才能の無い僕は人一倍練習をしないと駄目なのですが、どうしても優先順位が下がります。拙い演奏を聞かせる事は心苦しいのです」

 

 事実を言って頭を下げる、現代の曲を一曲覚えるのに結構な日数が掛かっている。毎回同じ曲は弾けないからレパートリーを増やす必要が有るが、そんな時間は勿体無い。

 

「流石はエムデン王国最強の剣であり守護者、そして父上の懐刀ですね。
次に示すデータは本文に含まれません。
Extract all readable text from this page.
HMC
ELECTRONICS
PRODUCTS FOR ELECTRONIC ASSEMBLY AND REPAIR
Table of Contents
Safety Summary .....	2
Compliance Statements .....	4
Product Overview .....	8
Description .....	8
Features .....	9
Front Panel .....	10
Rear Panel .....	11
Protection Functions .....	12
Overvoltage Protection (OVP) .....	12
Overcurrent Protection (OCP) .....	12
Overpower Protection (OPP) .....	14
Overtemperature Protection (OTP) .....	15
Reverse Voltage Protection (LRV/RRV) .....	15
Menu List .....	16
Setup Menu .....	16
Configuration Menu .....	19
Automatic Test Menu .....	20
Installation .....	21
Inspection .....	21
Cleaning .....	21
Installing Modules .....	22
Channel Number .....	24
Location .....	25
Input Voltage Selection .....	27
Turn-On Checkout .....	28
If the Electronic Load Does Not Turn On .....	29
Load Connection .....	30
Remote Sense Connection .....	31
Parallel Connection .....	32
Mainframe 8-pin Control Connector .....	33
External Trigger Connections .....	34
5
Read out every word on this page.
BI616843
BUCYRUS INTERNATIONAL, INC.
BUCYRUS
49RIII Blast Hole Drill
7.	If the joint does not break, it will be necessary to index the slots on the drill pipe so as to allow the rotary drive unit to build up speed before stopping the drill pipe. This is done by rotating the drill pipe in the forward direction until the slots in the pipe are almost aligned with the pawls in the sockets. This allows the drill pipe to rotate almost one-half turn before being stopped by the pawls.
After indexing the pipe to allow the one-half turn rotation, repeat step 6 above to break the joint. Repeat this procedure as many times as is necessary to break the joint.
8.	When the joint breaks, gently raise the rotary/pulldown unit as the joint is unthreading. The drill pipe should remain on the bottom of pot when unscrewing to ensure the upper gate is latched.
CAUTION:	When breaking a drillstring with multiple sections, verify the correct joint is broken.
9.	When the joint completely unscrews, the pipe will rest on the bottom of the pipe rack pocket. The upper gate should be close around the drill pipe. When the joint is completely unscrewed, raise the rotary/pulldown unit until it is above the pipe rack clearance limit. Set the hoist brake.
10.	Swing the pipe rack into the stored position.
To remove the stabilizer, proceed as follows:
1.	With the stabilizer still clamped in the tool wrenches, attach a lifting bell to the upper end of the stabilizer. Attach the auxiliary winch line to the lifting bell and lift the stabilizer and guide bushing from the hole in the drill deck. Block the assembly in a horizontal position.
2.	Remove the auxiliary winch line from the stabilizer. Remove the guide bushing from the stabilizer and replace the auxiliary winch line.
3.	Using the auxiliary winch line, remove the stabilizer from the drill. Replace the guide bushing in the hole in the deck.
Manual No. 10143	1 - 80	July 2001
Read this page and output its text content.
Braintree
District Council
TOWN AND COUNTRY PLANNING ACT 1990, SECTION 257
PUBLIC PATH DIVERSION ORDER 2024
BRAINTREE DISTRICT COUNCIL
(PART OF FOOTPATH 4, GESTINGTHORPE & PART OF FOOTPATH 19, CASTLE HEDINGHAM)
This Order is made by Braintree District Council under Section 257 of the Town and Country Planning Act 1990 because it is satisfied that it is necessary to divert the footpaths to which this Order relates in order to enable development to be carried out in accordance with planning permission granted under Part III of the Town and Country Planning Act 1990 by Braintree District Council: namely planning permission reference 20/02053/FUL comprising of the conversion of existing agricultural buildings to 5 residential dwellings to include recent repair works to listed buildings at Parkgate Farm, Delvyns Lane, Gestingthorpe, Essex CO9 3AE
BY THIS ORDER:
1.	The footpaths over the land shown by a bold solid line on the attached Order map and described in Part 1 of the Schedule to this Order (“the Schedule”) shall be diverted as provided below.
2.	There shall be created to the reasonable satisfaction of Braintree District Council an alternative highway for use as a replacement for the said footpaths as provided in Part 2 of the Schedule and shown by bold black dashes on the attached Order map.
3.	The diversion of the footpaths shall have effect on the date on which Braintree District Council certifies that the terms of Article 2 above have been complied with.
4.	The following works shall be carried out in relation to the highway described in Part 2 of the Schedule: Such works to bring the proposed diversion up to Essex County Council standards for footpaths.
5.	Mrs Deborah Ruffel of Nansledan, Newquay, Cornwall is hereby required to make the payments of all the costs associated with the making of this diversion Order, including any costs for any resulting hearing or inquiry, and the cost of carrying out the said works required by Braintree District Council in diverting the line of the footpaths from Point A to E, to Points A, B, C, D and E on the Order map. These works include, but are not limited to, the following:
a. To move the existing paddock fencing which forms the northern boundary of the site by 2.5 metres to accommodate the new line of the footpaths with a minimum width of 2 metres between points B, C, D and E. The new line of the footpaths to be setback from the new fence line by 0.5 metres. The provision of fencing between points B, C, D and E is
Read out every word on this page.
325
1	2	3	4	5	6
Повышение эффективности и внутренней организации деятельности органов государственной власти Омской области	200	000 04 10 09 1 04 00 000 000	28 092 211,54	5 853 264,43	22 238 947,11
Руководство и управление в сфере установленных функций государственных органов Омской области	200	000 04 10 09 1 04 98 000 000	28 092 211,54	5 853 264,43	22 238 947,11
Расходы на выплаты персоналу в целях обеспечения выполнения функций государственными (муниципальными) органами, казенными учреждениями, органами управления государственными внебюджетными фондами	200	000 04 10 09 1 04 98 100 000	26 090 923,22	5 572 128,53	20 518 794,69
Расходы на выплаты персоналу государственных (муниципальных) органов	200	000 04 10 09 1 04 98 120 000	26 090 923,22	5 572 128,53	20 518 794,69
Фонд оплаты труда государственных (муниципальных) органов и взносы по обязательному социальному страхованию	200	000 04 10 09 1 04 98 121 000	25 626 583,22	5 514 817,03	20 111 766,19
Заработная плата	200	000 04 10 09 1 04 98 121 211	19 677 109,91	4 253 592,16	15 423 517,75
確かに歴代最強の土属性魔術師は、サリアリス殿が認める努力家ですが、国防が重要な時期に他の事に時間は割けませんか……」

 

「そうですわね、残念ですが淑女達からの嘆願は断りましょう。ですが私達の私的な音楽会には、今後も参加して下さいね」

 

 キュラリス様の言葉に少し困った顔をした後、真面目な顔に変えて頷いた。王位継承権第二位のロンメール様と懇意にする事はマイナスではない、今後も王族絡みで問題になった時に頼れるから……

 

 

 

◇◇◇◇◇◇

 

 

 

 一時間程で、ロンメール様の私的な音楽会は終わった。暇と言いながら、ロンメール様には用事が有ったらしく慌ただしく去って行った。

 僅かな時間を僕との懇親と周囲に親密な関係だと示す為に、わざわざ音楽会に招いてくれたんだ。

 もう直ぐ一緒にバーリンゲン王国に向かうのだ、主賓と警備責任者が蜜月なのは良い事だ。問題になりそうな大臣連中にも牽制となるだろう……

 

「リーンハルト殿、少し時間が有りますでしょうか?」

 

 去り際にレジスラル女官長から声を掛けられた、お付きの二人の女官が居なくて僕と同世代の若い……服装からすれば上級侍女が側に控えている。

 気のせいじゃない位にレジスラル女官長の面影が色濃く有るならば、孫娘だろう。彼女に気付かれない程度に観察し、視線をレジスラル女官長に戻す。

 

「はい、大丈夫です。執務室に戻っても急ぎの仕事は有りませんから」

 

「そうですか、リーンハルト殿は書類仕事にも慣れていると聞いています。素晴らしい事です」

 

 珍しく誉めて持ち上げて来るな、厳しいと有名な彼女に誉められるのは嬉しいが裏を勘ぐってしまう。

 

「有り難う御座います。レジスラル女官長に認めて貰えるのは嬉しいですね」

 

 此方も笑顔で応える、面の皮が厚くなっているな。だが上級貴族として感情を隠す事は最低限のスキルだ、これも外交を担うに必要な事。

 

「ふふふ、私が厳しく教育した殿下達よりも見事ですよ。では私の執務室に行きましょう」

 

 レジスラル女官長の執務室?それは王宮と後宮を取り仕切る魔窟って言ったら怒るだろう。

 どうやら立ち話では済まない内容みたいだな、これは複雑な話になるのだろうか?